Desde el pasado diciembre, Shlomot promovió junto a otras activistas acciones públicas para despertar conciencias. Una de las más visibles es la manifestación silenciosa que llevan meses protagonizando hombres y mujeres vestidos de negro, de pie y en silencio durante una hora, sosteniendo fotos de niños gazatíes. Se han plantado en plazas de Tel Aviv, Jerusalén o Haifa con un mensaje claro: “El hambre es un crimen de guerra”. Al principio eran unos pocos. Hoy son centenares.
Hostilidad contra ellas
“La gente se conecta con las fotos, con las historias. Muchas mujeres, sobre todo, sienten un vínculo visceral con esta tragedia. Lo que el pueblo judío vivió con el hambre nos marca profundamente”, dice. “Y ahora somos nosotros quienes provocamos ese sufrimiento en otros”, lamenta.
Pero no todo es silencio ni reflexión. En algunas zonas han sido recibidos con huevos, insultos y agresiones físicas. “Nos tiraron una pala, nos golpearon. Fue violento. Muy violento. Cuando salimos del entorno de nuestra burbuja, la hostilidad es brutal”, matiza. En el centro de Tel Aviv, con población mayormente liberal y de izquierdas, sus proclamas no generan tanta hostilidad.

Pese a remar a contracorriente, las activistas persisten. Saben que el mundo mira a Israel: las fotos de niños famélicos ocupan portadas y noticieros. Para algunos activistas, el acto de sostener un cartel con un rostro anónimo se convierte en un ejercicio casi meditativo, una forma de resistir al dolor y de encontrar sentido a su lucha.

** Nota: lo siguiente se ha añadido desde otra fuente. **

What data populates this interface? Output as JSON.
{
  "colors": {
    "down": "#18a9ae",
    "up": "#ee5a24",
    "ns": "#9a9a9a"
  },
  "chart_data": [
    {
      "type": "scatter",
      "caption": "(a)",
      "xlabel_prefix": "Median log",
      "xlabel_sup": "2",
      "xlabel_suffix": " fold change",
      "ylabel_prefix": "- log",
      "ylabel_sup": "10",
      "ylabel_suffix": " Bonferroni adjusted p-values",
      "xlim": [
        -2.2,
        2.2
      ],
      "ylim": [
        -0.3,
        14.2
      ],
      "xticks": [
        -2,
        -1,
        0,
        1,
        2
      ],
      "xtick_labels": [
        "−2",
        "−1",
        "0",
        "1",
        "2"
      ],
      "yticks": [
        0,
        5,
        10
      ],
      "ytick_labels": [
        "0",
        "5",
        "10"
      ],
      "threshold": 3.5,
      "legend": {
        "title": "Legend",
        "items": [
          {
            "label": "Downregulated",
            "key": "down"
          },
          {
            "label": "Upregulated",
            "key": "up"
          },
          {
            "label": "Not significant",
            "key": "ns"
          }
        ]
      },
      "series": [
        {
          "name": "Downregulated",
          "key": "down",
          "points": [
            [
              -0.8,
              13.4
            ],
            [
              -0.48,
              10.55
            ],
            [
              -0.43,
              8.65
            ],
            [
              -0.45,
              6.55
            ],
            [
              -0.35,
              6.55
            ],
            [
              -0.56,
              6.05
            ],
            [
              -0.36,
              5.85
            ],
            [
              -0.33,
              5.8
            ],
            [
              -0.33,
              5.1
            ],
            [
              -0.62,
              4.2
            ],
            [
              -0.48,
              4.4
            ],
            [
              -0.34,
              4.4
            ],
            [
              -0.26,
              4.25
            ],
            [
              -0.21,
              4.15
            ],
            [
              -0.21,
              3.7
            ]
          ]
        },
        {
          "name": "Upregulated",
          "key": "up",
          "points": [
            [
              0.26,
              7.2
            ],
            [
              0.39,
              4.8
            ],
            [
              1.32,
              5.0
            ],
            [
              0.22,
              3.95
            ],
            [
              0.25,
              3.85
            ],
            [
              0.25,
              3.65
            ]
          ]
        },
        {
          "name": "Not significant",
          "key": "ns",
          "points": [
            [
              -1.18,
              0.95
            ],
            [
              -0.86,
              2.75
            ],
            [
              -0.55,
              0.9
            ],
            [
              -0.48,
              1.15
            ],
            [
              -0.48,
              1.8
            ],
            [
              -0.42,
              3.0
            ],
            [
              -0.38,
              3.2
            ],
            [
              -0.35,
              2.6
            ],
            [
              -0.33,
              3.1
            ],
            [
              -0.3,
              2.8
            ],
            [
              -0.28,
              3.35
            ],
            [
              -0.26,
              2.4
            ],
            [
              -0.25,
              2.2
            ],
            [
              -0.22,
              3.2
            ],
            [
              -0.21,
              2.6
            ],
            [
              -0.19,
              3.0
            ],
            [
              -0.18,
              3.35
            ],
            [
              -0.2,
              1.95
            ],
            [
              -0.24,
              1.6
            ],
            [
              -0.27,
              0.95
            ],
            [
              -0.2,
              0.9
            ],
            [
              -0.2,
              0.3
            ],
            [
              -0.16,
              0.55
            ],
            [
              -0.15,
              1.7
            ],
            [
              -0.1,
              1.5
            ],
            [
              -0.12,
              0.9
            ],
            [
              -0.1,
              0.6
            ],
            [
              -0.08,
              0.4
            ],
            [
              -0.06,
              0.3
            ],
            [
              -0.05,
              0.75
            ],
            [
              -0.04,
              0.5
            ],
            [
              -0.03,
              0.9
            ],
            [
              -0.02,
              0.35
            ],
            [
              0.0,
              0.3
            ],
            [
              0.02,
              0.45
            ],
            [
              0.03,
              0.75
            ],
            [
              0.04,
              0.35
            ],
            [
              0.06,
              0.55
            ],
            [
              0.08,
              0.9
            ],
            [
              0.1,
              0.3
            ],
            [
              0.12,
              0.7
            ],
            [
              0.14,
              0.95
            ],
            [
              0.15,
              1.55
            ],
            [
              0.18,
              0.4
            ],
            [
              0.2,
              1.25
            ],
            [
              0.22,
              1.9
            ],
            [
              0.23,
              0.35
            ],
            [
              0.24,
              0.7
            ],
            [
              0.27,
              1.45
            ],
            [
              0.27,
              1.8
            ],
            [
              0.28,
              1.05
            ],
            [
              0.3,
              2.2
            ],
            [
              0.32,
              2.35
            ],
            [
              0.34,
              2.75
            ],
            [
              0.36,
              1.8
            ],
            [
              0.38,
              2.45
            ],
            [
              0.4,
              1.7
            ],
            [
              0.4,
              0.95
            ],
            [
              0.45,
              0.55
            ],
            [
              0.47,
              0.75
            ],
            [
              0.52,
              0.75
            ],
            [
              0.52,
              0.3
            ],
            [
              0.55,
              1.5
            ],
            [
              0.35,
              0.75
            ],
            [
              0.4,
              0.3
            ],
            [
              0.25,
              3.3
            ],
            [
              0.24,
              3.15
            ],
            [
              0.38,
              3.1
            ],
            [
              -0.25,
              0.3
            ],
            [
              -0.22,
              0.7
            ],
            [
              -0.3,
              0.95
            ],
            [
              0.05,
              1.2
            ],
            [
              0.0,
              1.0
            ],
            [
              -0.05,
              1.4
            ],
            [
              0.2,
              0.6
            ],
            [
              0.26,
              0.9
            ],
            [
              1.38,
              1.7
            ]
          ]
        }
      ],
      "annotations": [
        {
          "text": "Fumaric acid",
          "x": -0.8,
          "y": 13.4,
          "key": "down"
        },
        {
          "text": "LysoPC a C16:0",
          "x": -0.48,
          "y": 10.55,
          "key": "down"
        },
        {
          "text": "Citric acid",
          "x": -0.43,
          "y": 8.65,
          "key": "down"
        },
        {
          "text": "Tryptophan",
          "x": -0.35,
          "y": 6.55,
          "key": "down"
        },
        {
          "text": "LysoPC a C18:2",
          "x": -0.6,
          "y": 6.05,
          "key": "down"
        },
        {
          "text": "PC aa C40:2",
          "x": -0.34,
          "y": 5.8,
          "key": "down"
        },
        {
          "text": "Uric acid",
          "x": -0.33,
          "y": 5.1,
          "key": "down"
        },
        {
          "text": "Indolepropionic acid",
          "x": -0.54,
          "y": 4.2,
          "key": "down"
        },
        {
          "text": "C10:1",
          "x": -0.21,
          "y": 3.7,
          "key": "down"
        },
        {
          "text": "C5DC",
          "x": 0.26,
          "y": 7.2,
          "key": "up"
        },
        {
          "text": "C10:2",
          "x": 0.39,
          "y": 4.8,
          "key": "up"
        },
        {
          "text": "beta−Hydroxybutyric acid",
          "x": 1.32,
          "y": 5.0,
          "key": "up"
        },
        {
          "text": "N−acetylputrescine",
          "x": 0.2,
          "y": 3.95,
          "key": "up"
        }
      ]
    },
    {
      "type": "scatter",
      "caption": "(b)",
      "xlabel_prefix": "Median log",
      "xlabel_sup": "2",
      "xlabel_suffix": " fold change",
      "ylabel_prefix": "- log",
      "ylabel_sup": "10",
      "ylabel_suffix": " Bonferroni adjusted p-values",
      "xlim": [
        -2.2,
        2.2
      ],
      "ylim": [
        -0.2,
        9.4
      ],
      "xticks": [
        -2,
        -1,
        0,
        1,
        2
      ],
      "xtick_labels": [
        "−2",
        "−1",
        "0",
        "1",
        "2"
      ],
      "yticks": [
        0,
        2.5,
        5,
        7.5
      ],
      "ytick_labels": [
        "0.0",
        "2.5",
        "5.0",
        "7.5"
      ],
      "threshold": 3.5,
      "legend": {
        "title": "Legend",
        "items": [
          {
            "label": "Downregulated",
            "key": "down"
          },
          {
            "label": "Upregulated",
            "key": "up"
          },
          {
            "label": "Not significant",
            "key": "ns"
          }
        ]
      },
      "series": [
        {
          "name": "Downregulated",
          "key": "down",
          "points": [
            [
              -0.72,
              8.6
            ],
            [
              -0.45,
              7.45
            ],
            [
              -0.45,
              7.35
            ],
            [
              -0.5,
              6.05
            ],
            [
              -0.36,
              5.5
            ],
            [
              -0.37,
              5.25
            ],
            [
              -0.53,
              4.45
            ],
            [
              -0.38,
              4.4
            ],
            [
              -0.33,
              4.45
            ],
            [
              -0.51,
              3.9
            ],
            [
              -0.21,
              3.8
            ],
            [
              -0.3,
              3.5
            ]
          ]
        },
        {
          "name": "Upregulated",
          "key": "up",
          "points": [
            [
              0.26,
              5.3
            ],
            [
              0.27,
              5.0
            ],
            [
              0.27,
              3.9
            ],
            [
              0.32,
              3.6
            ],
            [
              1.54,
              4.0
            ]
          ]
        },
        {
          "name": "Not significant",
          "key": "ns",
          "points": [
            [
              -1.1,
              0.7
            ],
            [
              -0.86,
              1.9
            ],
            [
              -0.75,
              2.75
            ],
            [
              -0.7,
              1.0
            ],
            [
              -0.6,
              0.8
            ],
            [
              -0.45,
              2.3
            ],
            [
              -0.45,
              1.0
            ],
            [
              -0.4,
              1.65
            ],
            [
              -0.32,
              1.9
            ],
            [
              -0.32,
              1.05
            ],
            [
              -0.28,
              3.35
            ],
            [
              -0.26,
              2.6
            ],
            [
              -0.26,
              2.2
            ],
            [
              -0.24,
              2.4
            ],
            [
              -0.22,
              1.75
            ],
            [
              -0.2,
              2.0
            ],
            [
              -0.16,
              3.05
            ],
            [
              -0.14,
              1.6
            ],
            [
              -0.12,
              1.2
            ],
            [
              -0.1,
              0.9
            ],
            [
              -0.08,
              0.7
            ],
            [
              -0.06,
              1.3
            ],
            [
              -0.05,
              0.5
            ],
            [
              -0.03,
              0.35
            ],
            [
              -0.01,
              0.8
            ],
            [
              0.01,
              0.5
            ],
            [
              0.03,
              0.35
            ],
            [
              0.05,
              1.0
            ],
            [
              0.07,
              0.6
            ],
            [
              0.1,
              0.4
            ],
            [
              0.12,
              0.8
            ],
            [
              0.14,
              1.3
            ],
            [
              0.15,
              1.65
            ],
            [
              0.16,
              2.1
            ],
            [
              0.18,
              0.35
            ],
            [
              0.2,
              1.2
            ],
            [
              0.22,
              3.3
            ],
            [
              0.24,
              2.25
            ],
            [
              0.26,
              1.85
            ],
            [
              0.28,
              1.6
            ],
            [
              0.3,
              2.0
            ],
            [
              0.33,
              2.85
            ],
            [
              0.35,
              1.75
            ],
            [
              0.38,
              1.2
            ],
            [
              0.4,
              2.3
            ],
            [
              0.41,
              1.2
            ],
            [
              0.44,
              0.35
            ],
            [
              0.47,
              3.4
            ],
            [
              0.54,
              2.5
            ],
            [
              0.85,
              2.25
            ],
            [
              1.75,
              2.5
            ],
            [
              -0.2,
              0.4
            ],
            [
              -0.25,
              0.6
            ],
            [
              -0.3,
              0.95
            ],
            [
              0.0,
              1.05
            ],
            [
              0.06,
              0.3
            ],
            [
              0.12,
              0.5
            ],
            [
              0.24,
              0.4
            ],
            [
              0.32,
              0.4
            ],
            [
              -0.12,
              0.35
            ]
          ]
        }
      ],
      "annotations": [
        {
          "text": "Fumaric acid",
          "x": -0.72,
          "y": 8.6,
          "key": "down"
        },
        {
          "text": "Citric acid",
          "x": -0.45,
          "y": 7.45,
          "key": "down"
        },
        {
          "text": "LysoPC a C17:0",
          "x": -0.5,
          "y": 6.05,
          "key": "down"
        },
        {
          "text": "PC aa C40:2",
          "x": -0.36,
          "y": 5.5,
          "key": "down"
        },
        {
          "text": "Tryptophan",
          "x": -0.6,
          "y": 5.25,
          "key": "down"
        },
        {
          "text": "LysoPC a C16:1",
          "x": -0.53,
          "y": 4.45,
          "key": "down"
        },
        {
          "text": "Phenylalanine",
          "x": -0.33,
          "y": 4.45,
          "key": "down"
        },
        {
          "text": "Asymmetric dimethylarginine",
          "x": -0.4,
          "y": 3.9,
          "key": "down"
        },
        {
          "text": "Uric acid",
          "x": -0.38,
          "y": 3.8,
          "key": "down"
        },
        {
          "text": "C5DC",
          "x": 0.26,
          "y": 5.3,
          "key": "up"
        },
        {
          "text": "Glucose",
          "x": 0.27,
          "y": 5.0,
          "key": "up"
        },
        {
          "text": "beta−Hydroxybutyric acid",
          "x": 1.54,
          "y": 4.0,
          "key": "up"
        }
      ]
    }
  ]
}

Vivir con la conciencia del hambre al otro lado del muro también tiene un coste emocional. “Muchos amigos míos sienten una disonancia casi diaria. Disfrutar de un helado o comer en un buen restaurante se convierte en una experiencia cargada de culpa. No porque ese gesto cambie algo para los niños en Gaza, pero porque es insoportable pensar que mientras tú comes, otros mueren de hambre”, reconoce.
“La magnitud del sufrimiento humano es evidente”
Shlomot se revuelve en esa paradoja. “Estoy sentada en casa de mi madre, cómoda, feliz porque mi hijo ha vuelto del campamento. Y al mismo tiempo, a pocos kilómetros, hay gente que no tiene ni un pedazo de pan, ni un techo sobre su cabeza. Es una realidad tan absurda que cuesta asimilarla”, prosigue. Las cifras son abrumadoras. “Quizás estamos hablando de 100.000 muertos. No lo sabemos. Y no sabremos los números reales durante mucho tiempo. Pero la magnitud del sufrimiento humano es evidente”, agrega.

En su reflexión final, Shlomot apela a la capacidad de una sociedad para asumir lo que ha hecho en su nombre. “Todo depende de cómo enfrentemos nuestra responsabilidad. Si negamos, si culpamos a otros, la herida no se cerrará. Pero si, aunque sea tarde, miramos al otro, al que sufre, y tratamos de reparar, aún hay esperanza. Se puede reconstruir la confianza. Se puede sanar”, considera.
No es optimista respecto al liderazgo actual de Israel, pero no abandona la posibilidad de una transformación. “Si conseguimos cambiar la dirección o influir en ella, podemos tener un futuro diferente. Si no, me preocupa profundamente lo que vendrá”. Como a tanto israelíes, a Shlomot le preocupa el país que dejará a sus hijos. En una concentración esta semana en Tel Aviv, una pancarta sobresalía entre las demás. En letras grandes, decía: “La tercera generación del Holocausto se opone a la hambruna en Gaza”.